Democratic Senator John Kerry, 60, was to hold an airport rally in Orlando, Florida, early on Monday, before leaving the state for the last time before Tuesday's election.
Both Kerry and Republican President George W Bush, 58, who made his last call here on Sunday, have lavished the state with attention throughout the hard-fought presidential campaign.
Florida has once again taken the spotlight because of its likely pivotal role amid claims of illegal voting, intimidation and missing ballots.
As poll watchers poured into the southeastern state, the Republican and Democratic campaigns flooded the airwaves with advertising spots and deployed canvassers to pound the pavement and knock on doors. Polls show the race is too close to call.
Bush on Sunday wooed the Cuban-American community in Miami, a long-time Republican power base courted by the Democrats.
"We will not rest, we will keep the pressure on, until the Cuban people enjoy the same freedoms in Havana they received here in America," Bush told a boisterous crowd of supporters.
Undecided voters
Kerry addressed a rally later in the day in Tampa, in an area considered to have the state's highest number of undecided voters.
"We need a president who can do more than one thing at the same time," Kerry said.
In addition to the presidential candidates, their running mates, wives and children, the Democrats have sent in the likes of former president Bill Clinton and rock idol Bruce Springsteen.
The Republicans have called in New York's wildly popular ex-mayor Rudolph Giuliani and the president's own brother, Florida Governor Jeb Bush.
Many Floridians have already voted, taking advantage of early voting that started on October 18, or casting absentee ballots.
Close to 20 percent of Florida's 10 million registered voters have cast ballots, raising expectations of a massive overall turnout.
"People are passionate and Florida has been saturated with ads and candidates," said Susan McManus, a professor of political science at the University of South Florida.

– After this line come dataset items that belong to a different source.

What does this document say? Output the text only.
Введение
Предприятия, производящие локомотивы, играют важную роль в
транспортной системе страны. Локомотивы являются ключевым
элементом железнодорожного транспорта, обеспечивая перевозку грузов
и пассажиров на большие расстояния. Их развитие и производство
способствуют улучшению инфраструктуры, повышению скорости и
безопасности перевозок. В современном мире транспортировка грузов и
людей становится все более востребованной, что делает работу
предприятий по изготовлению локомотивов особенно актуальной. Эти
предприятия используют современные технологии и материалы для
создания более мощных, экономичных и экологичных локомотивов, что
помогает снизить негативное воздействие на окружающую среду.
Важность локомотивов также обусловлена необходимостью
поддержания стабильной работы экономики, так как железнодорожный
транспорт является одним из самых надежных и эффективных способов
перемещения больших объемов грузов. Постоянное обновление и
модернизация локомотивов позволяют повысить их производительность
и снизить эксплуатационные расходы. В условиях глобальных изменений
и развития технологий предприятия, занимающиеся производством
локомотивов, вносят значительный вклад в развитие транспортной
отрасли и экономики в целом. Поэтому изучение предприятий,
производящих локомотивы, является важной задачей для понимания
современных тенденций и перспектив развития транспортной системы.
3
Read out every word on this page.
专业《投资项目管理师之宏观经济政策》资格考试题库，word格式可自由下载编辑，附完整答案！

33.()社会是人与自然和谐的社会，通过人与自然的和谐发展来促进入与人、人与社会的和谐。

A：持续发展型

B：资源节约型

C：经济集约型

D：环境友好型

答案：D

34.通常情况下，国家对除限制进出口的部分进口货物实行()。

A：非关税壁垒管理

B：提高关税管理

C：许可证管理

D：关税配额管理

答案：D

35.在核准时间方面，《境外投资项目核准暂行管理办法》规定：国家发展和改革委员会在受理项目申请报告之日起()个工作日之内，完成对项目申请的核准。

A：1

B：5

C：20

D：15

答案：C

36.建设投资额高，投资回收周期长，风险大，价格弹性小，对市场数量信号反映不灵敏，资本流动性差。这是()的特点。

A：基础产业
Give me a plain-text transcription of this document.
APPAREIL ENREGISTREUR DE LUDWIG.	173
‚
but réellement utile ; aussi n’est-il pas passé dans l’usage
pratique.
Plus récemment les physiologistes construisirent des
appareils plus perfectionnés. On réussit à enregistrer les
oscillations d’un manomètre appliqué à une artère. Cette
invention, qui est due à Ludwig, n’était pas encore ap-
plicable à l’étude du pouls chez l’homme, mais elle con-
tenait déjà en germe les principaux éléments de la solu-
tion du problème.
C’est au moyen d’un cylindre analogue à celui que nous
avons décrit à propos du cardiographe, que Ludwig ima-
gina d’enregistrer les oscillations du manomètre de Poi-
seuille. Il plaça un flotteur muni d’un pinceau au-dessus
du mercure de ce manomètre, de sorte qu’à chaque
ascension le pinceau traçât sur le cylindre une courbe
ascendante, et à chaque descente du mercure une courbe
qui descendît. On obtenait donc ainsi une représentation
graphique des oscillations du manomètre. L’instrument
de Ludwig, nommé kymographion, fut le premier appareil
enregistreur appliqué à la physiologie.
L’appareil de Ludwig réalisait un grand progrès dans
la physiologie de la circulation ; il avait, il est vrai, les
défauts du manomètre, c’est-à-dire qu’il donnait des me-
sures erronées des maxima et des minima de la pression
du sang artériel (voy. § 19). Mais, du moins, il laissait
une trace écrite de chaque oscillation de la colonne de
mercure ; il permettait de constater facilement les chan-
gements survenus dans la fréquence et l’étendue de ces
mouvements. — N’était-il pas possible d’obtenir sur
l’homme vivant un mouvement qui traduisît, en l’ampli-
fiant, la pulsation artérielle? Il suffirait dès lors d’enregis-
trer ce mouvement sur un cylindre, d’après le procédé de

Kerry supporters hope to capitalise on simmering discontent among Democrats over the last election, which Bush won after the US Supreme Court halted five weeks of recounts, leaving him with a 537-vote lead in Florida that secured him the presidency.
Democrats have also expressed concern over the fact that new touch-screen voting machines do not produce a printout, which would make a manual recount impossible in case of a tight election.
Republicans for their part claim thousands of ineligible voters registered in Florida.